Setting up a trust fund is not only for the rich and famous. We chat to Jaco Louw, Head of Legal Marketing at Liberty, about its benefits.
Who can set up a trust fund?
A trust can be set up by anyone, either in your will, known as testamentary trust, or whilst you are alive, known as an inter vivos trust. In essence, the founder of the trust enters into an agreement/contract with the appointed trustees of the trust, in which all or some of the founder’s assets are transferred either at his death or while he is alive to those trustees. The agreement (trust deed) will set out how these assets are to be administered by the trustees for the benefit of the beneficiaries nominated in the trust deed.
In the case of a testamentary trust, a husband, for example, can set up such as trust for the benefit of his wife and children. In this way, a certain amount of control can be exercised over the assets and at the same time afford protection to the assets should any of the beneficiaries become insolvent. The trust can be set up to provide income to the beneficiaries, with assets such as property, cash, business interests, shares etc being preserved for future generations. In this manner the passing of a beneficiary will have no effect on the trust assets.
What are the benefits of setting up a trust fund?
Trusts, in general, should be established for protection of assets as the primary reason. Parents concerned for the wellbeing of their children could determine in their will that all their assets should be placed in a trust for their minor children in the event of their simultaneous deaths. This will prevent their assets falling into the Guardians Fund, which is a government-established initiative that provides limited access to the funds while the children are minors and which is quite restrictive as to the possible investment choices available.
A trust can also be established while the founder is still alive, where the assets are transferred into the trust during the lifetime of the founder. If the trust is set up properly, the trust arrangement will protect the assets against any possible claims relating to insolvency, among other things. The growth of the assets will also take place in the trust, limiting the estate duty tax payable on the death of the founder.
The founders of the trust can nominate credible family members, friends and preferably an independent third party to act as trustees of the trust. These trustees will look after the asset property and act in the best interest of the beneficiaries.

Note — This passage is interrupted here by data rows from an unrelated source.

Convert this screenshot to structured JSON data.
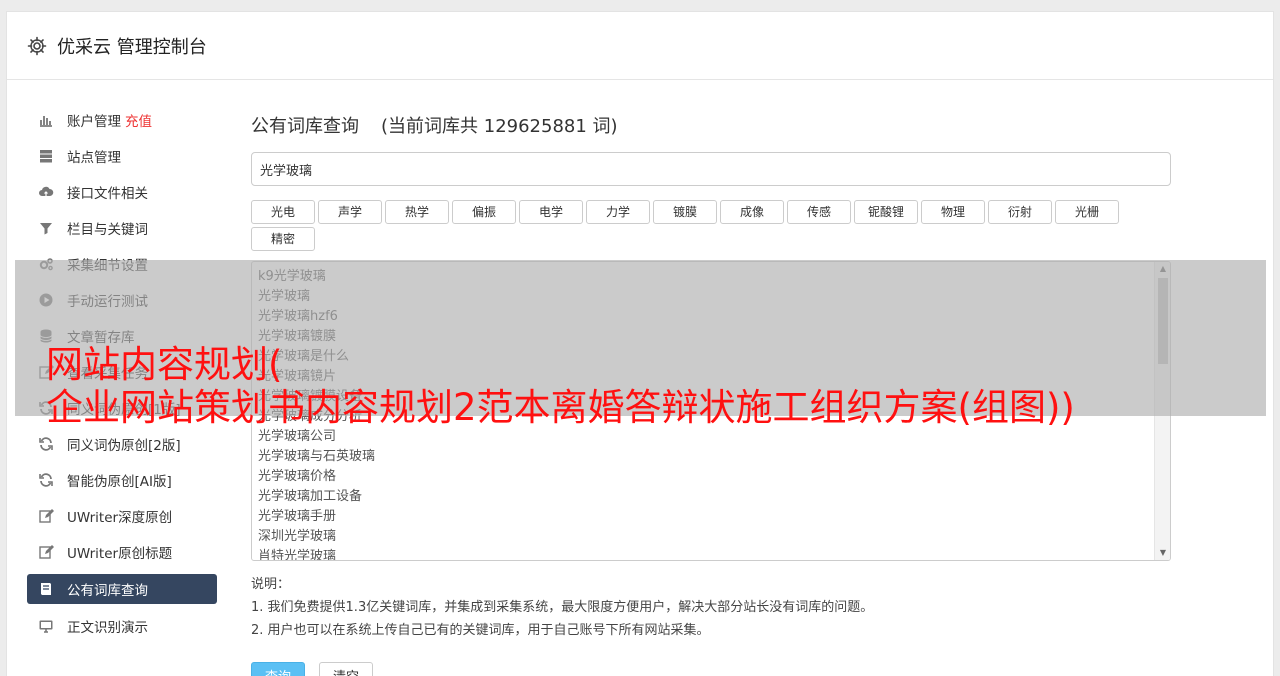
{
  "header": {
    "title": "优采云 管理控制台",
    "icon": "gear-icon"
  },
  "sidebar": {
    "items": [
      {
        "label": "账户管理",
        "badge": "充值",
        "icon": "bar-chart-icon"
      },
      {
        "label": "站点管理",
        "icon": "server-icon"
      },
      {
        "label": "接口文件相关",
        "icon": "cloud-upload-icon"
      },
      {
        "label": "栏目与关键词",
        "icon": "filter-icon"
      },
      {
        "label": "采集细节设置",
        "icon": "gears-icon"
      },
      {
        "label": "手动运行测试",
        "icon": "play-circle-icon"
      },
      {
        "label": "文章暂存库",
        "icon": "database-icon"
      },
      {
        "label": "查看采集任务",
        "icon": "edit-icon"
      },
      {
        "label": "同义词伪原创[1版]",
        "icon": "refresh-icon"
      },
      {
        "label": "同义词伪原创[2版]",
        "icon": "refresh-icon"
      },
      {
        "label": "智能伪原创[AI版]",
        "icon": "refresh-icon"
      },
      {
        "label": "UWriter深度原创",
        "icon": "edit-icon"
      },
      {
        "label": "UWriter原创标题",
        "icon": "edit-icon"
      },
      {
        "label": "公有词库查询",
        "icon": "book-icon",
        "active": true
      },
      {
        "label": "正文识别演示",
        "icon": "monitor-icon"
      }
    ]
  },
  "main": {
    "title": "公有词库查询",
    "count_text": "(当前词库共 129625881 词)",
    "search_value": "光学玻璃",
    "tags": [
      "光电",
      "声学",
      "热学",
      "偏振",
      "电学",
      "力学",
      "镀膜",
      "成像",
      "传感",
      "铌酸锂",
      "物理",
      "衍射",
      "光栅",
      "精密"
    ],
    "results": [
      "k9光学玻璃",
      "光学玻璃",
      "光学玻璃hzf6",
      "光学玻璃镀膜",
      "光学玻璃是什么",
      "光学玻璃镜片",
      "光学玻璃镀膜设备",
      "光学玻璃成分分析",
      "光学玻璃公司",
      "光学玻璃与石英玻璃",
      "光学玻璃价格",
      "光学玻璃加工设备",
      "光学玻璃手册",
      "深圳光学玻璃",
      "肖特光学玻璃"
    ],
    "notes": {
      "heading": "说明：",
      "lines": [
        "1. 我们免费提供1.3亿关键词库，并集成到采集系统，最大限度方便用户，解决大部分站长没有词库的问题。",
        "2. 用户也可以在系统上传自己已有的关键词库，用于自己账号下所有网站采集。"
      ]
    },
    "buttons": {
      "query": "查询",
      "clear": "清空"
    }
  },
  "overlay": {
    "line1": "网站内容规划(",
    "line2": "企业网站策划书内容规划2范本离婚答辩状施工组织方案(组图))"
  },
  "colors": {
    "sidebar_active": "#354660",
    "primary": "#5bc0f4",
    "badge": "#ee3333",
    "overlay_text": "#ff1010"
  }
}
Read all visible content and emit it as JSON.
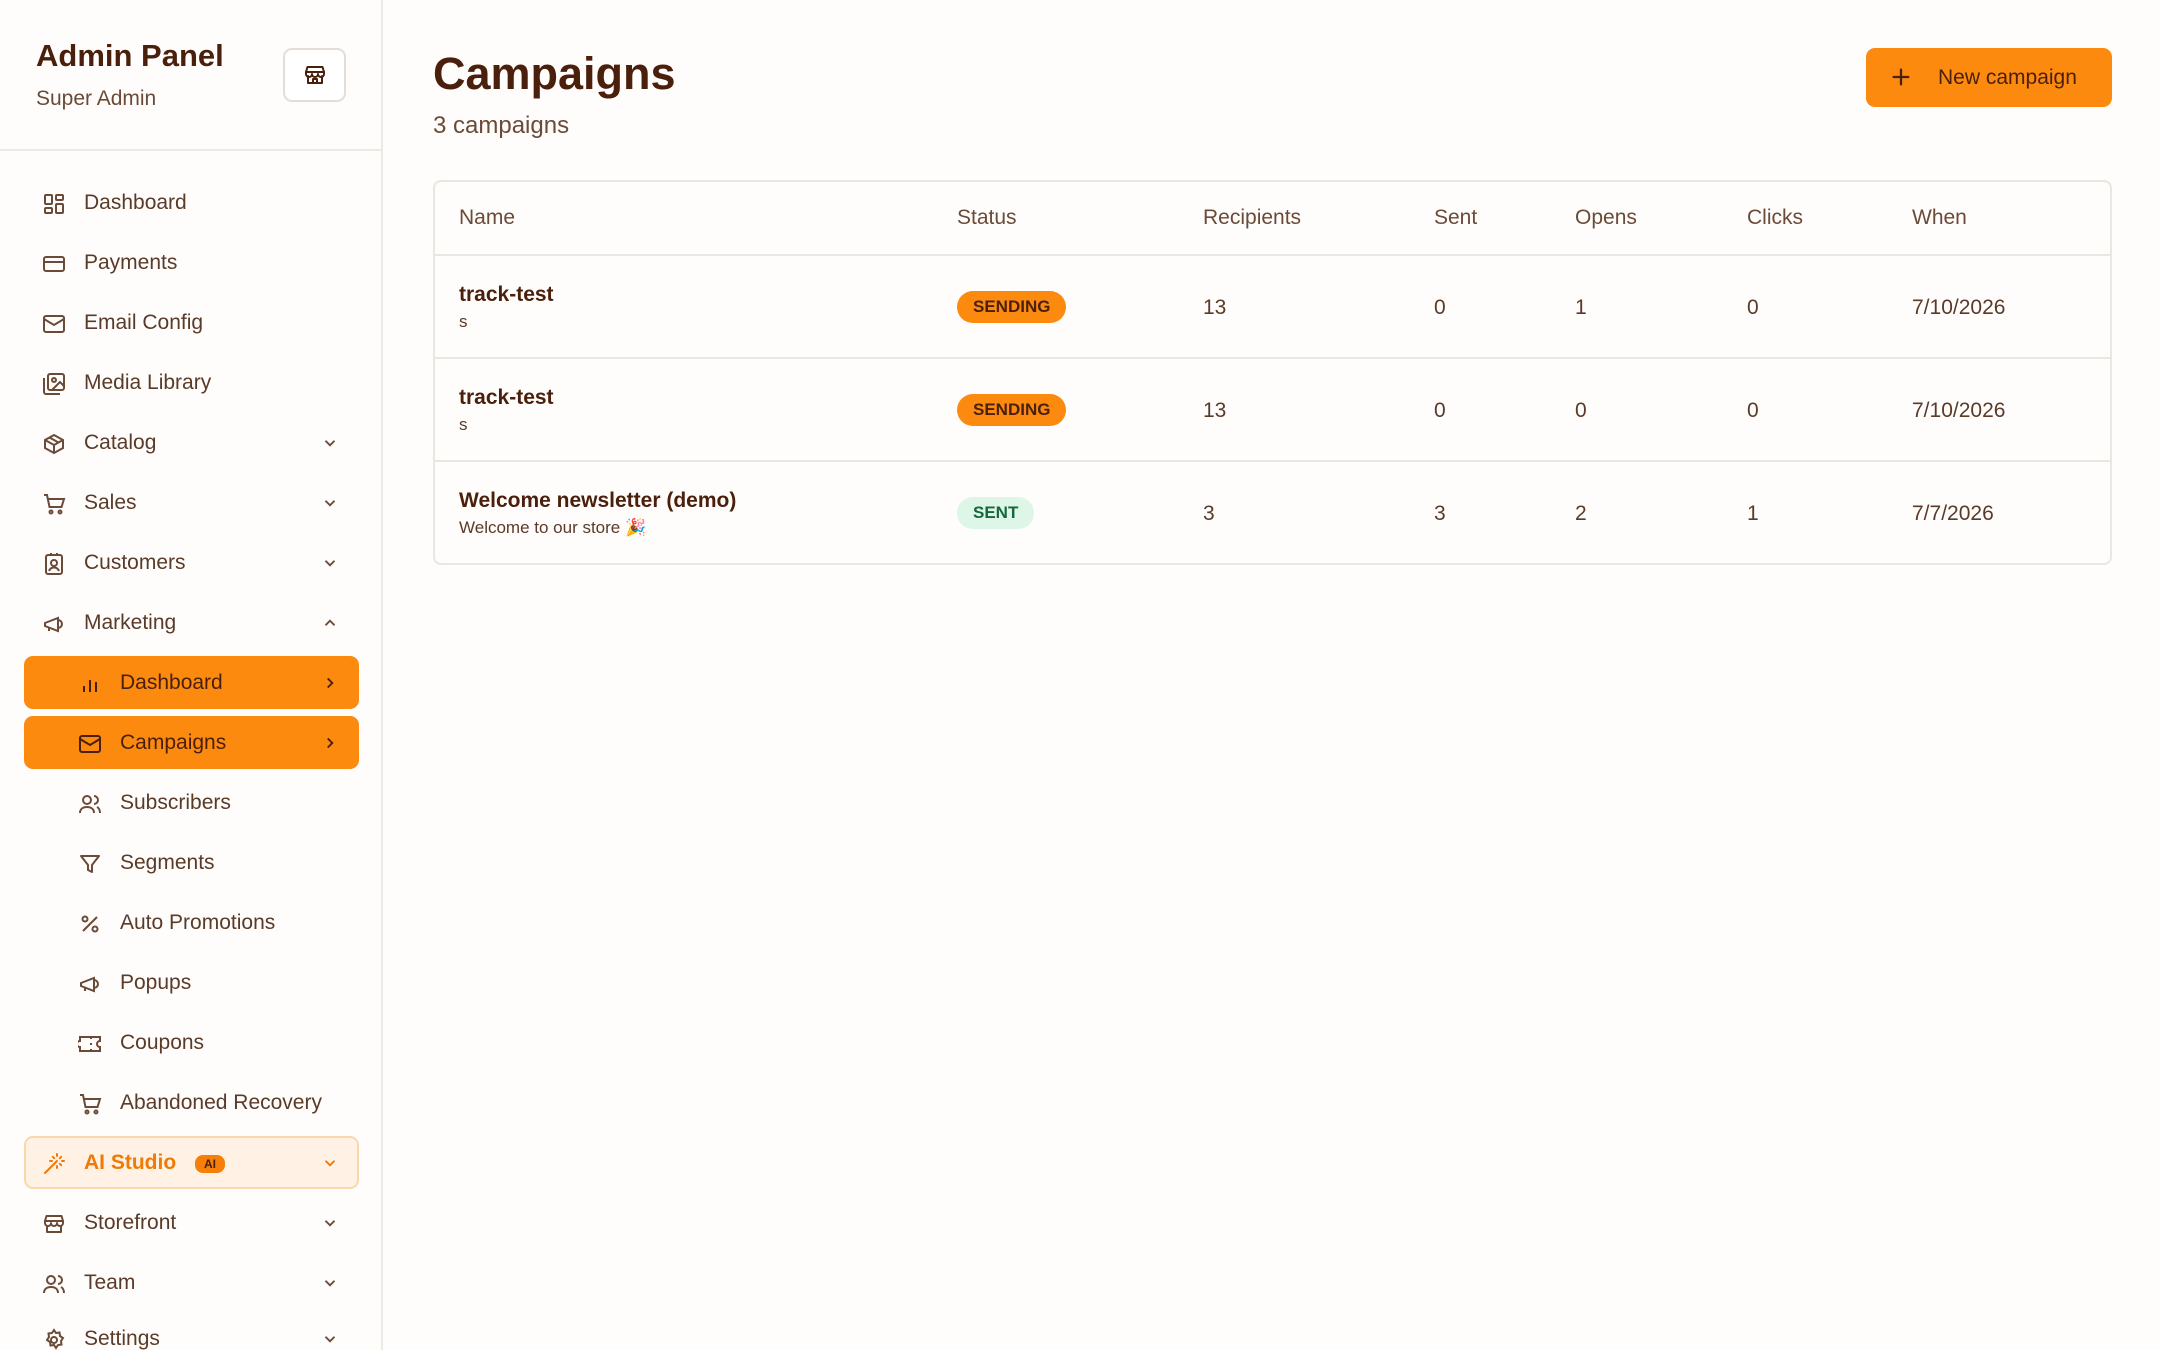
{
  "sidebar": {
    "title": "Admin Panel",
    "subtitle": "Super Admin",
    "items": [
      {
        "label": "Dashboard"
      },
      {
        "label": "Payments"
      },
      {
        "label": "Email Config"
      },
      {
        "label": "Media Library"
      },
      {
        "label": "Catalog"
      },
      {
        "label": "Sales"
      },
      {
        "label": "Customers"
      },
      {
        "label": "Marketing"
      },
      {
        "label": "Dashboard"
      },
      {
        "label": "Campaigns"
      },
      {
        "label": "Subscribers"
      },
      {
        "label": "Segments"
      },
      {
        "label": "Auto Promotions"
      },
      {
        "label": "Popups"
      },
      {
        "label": "Coupons"
      },
      {
        "label": "Abandoned Recovery"
      },
      {
        "label": "AI Studio",
        "badge": "AI"
      },
      {
        "label": "Storefront"
      },
      {
        "label": "Team"
      },
      {
        "label": "Settings"
      }
    ]
  },
  "main": {
    "title": "Campaigns",
    "subtitle": "3 campaigns",
    "new_button": "New campaign",
    "table": {
      "headers": [
        "Name",
        "Status",
        "Recipients",
        "Sent",
        "Opens",
        "Clicks",
        "When"
      ],
      "rows": [
        {
          "name": "track-test",
          "subject": "s",
          "status": "SENDING",
          "recipients": "13",
          "sent": "0",
          "opens": "1",
          "clicks": "0",
          "when": "7/10/2026"
        },
        {
          "name": "track-test",
          "subject": "s",
          "status": "SENDING",
          "recipients": "13",
          "sent": "0",
          "opens": "0",
          "clicks": "0",
          "when": "7/10/2026"
        },
        {
          "name": "Welcome newsletter (demo)",
          "subject": "Welcome to our store 🎉",
          "status": "SENT",
          "recipients": "3",
          "sent": "3",
          "opens": "2",
          "clicks": "1",
          "when": "7/7/2026"
        }
      ]
    }
  },
  "colors": {
    "accent": "#fb8a0e",
    "text_dark": "#4a1f0b",
    "sent_bg": "#ddf6e7",
    "sent_text": "#16683a"
  }
}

What is the legislation around trust funds in SA?
The Trust Property Control Act governs the formalities around trusts in general. The Income Tax Act and other acts pertaining to the different taxes payable in SA also have a large impact. Because trusts are so embedded in our law, there are several other laws that make reference to them. The common law also applies and we do have strong precedent in case law dealing with the treatment of trust for tax purposes, insolvency, divorce claims and other legal principals.